I was nearly asleep when the phone rang; I lurched dripping into the bedroom, sheltering myself in an enormous bath towel. It was James.

‘There are various references in Waugh’s
Diaries
,’ he said.

‘To Nantwich, you mean?’

‘Yes. They’re mostly only glancing—he must have known him at Oxford, and after. There’s no Oxford diary of course. The most interesting one is before Waugh goes to Africa: “Dinner with Alastair, who returns to Cairo on Sunday. We ran over the Abyssinian plan again. Later we were joined by Charlie Nantwich. He was quite drunk, having been at Georgia’s. Georgia says he is having a liaison with a Negro waiter at the Trocadero, and it is not going well. We pretended to know nothing. He passionate about Africa, beauty, grace, nobility etc of Negroes. He gave me copious advice, which I promised to remember. A. very quiet.” ’

‘Amazing,’ I said. ‘Is that all about him?’

‘That’s the main thing. Quite juicy, isn’t it? Dearest, you must do this. You are going to, aren’t you?’

I rubbed at my legs with the towel. ‘Actually, I’ve just about come to the decision not to.’

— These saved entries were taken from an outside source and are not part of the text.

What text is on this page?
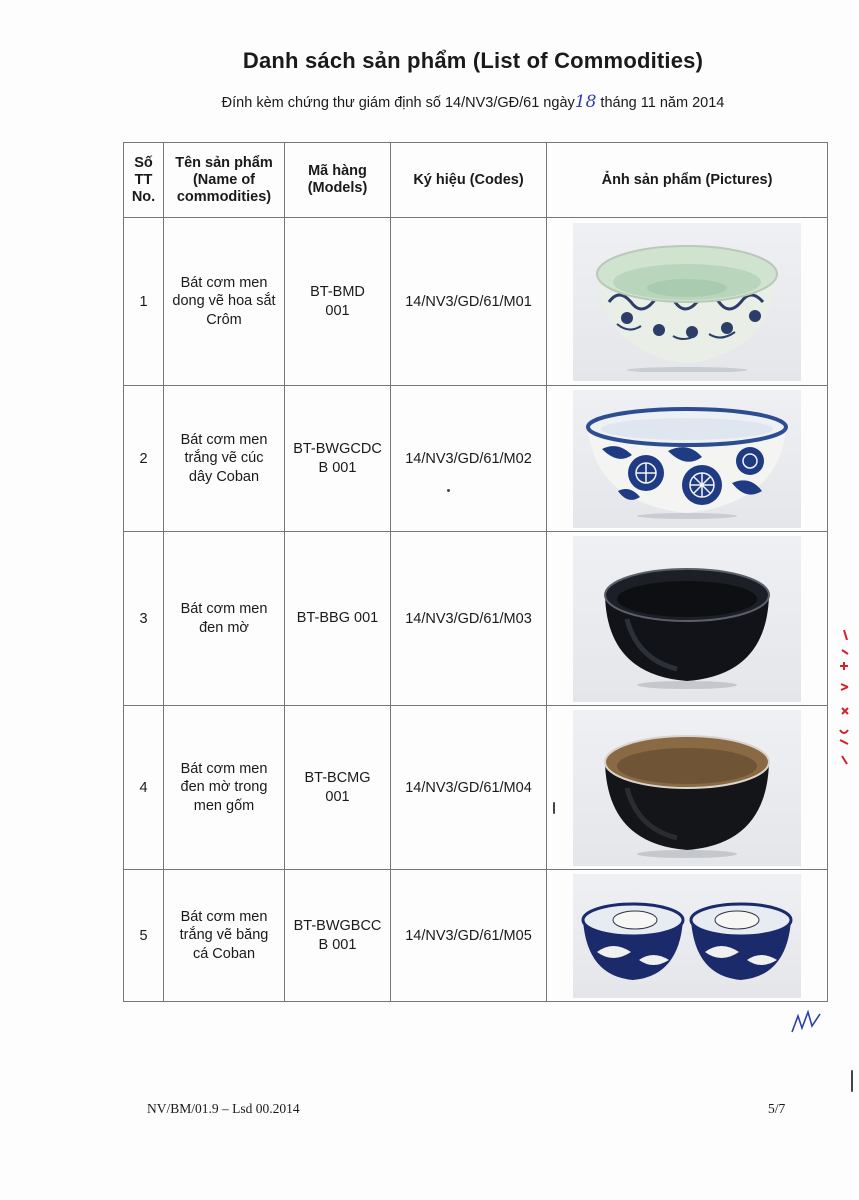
Danh sách sản phẩm (List of Commodities)
Đính kèm chứng thư giám định số 14/NV3/GĐ/61 ngày18 tháng 11 năm 2014
Số TT No.	Tên sản phẩm (Name of commodities)	Mã hàng (Models)	Ký hiệu (Codes)	Ảnh sản phẩm (Pictures)
1	Bát cơm men dong vẽ hoa sắt Crôm	BT-BMD 001	14/NV3/GD/61/M01	

2	Bát cơm men trắng vẽ cúc dây Coban	BT-BWGCDCB 001	14/NV3/GD/61/M02	

3	Bát cơm men đen mờ	BT-BBG 001	14/NV3/GD/61/M03	

4	Bát cơm men đen mờ trong men gốm	BT-BCMG 001	14/NV3/GD/61/M04	

5	Bát cơm men trắng vẽ băng cá Coban	BT-BWGBCCB 001	14/NV3/GD/61/M05	
NV/BM/01.9 – Lsd 00.2014	5/7
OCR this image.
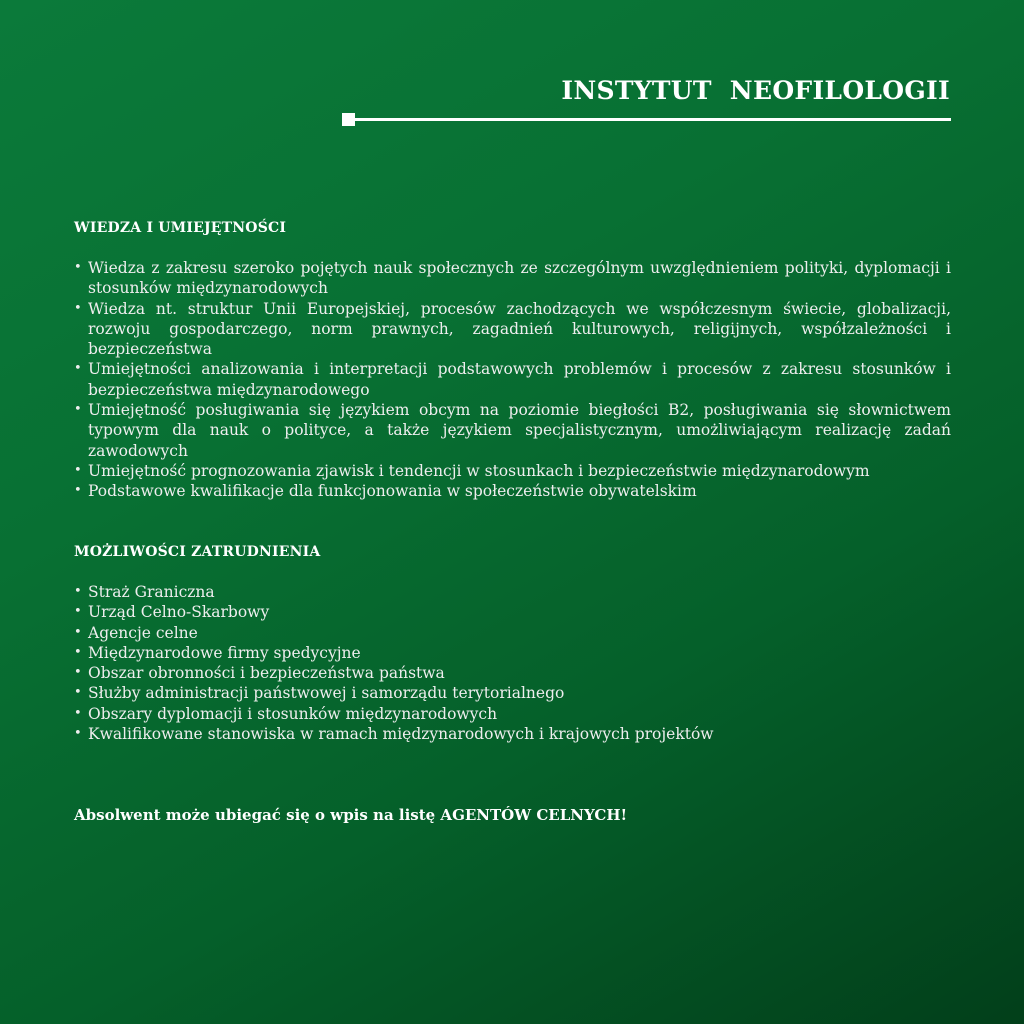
INSTYTUT  NEOFILOLOGII
WIEDZA I UMIEJĘTNOŚCI
• Wiedza z zakresu szeroko pojętych nauk społecznych ze szczególnym uwzględnieniem polityki, dyplomacji i stosunków międzynarodowych
• Wiedza nt. struktur Unii Europejskiej, procesów zachodzących we współczesnym świecie, globalizacji, rozwoju gospodarczego, norm prawnych, zagadnień kulturowych, religijnych, współzależności i bezpieczeństwa
• Umiejętności analizowania i interpretacji podstawowych problemów i procesów z zakresu stosunków i bezpieczeństwa międzynarodowego
• Umiejętność posługiwania się językiem obcym na poziomie biegłości B2, posługiwania się słownictwem typowym dla nauk o polityce, a także językiem specjalistycznym, umożliwiającym realizację zadań zawodowych
• Umiejętność prognozowania zjawisk i tendencji w stosunkach i bezpieczeństwie międzynarodowym
• Podstawowe kwalifikacje dla funkcjonowania w społeczeństwie obywatelskim
MOŻLIWOŚCI ZATRUDNIENIA
• Straż Graniczna
• Urząd Celno-Skarbowy
• Agencje celne
• Międzynarodowe firmy spedycyjne
• Obszar obronności i bezpieczeństwa państwa
• Służby administracji państwowej i samorządu terytorialnego
• Obszary dyplomacji i stosunków międzynarodowych
• Kwalifikowane stanowiska w ramach międzynarodowych i krajowych projektów
Absolwent może ubiegać się o wpis na listę AGENTÓW CELNYCH!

‘Well, I think you’re mad.’

‘I know.’

‘Look, he’s obviously selected you specially. You’re
meant
to do it.’ In James a scientific mind coexisted with a fantastic and romantic belief in Providence. ‘And you’ve got fuck-all else to do. And you can write—your essay on Coade Stone vases was heart-breaking. And you’re very keen on the grace, nobility and so forth of Negroes. It’s an ideal opportunity. If you don’t do it, some other creep will get on to him. Or worse, the old boy will
die. It would be an inestimable advantage,’ James concluded, ‘to do it while he was alive, to talk to about it all.’

‘You’ve obviously thought about this far more clearly than I have,’ I said flippantly but truthfully.

‘I’d do it myself, but you know how it is—the sick to heal …’

‘I agree there are reasons for doing it. I’ve just been preoccupied with the reasons for not doing it.’

‘It’s too pathetic. I know you think you’re too grand to do any work, but you’ve got to commit yourself to something. Otherwise you’ll end up an old-young queen who’s done nothing worthwhile. Famous last words of the third Viscount Beckwith: “Fuck me again”.’

I smirked and half-laughed. ‘I thought my last words were to be “How do I look?” ’ James, himself in his grandest mood, was doing his occasional lecture, for which he stood in, it struck me, as an updated version of Mr Bast. ‘It’s just the thought of it going on for years and years, and perhaps not being interesting in the least.’

‘There is also the thought that it will undoubtedly be a bestseller. Come on, he was obviously testing you out at his house—what did you think of the pictures, how did you react to the statue of King Thingamy.’

‘There’s no doubt of that, and he obviously fancies me.’

‘Surely you can handle
that
, my dear,’ James objected silkily. ‘I mean, you may have to pleasure him once or twice. Mostly with these very old queens they just ask you to go swimming in their pool, or they burst into the bathroom by mistake when you’re having a bath. They just like to have a look, you know.’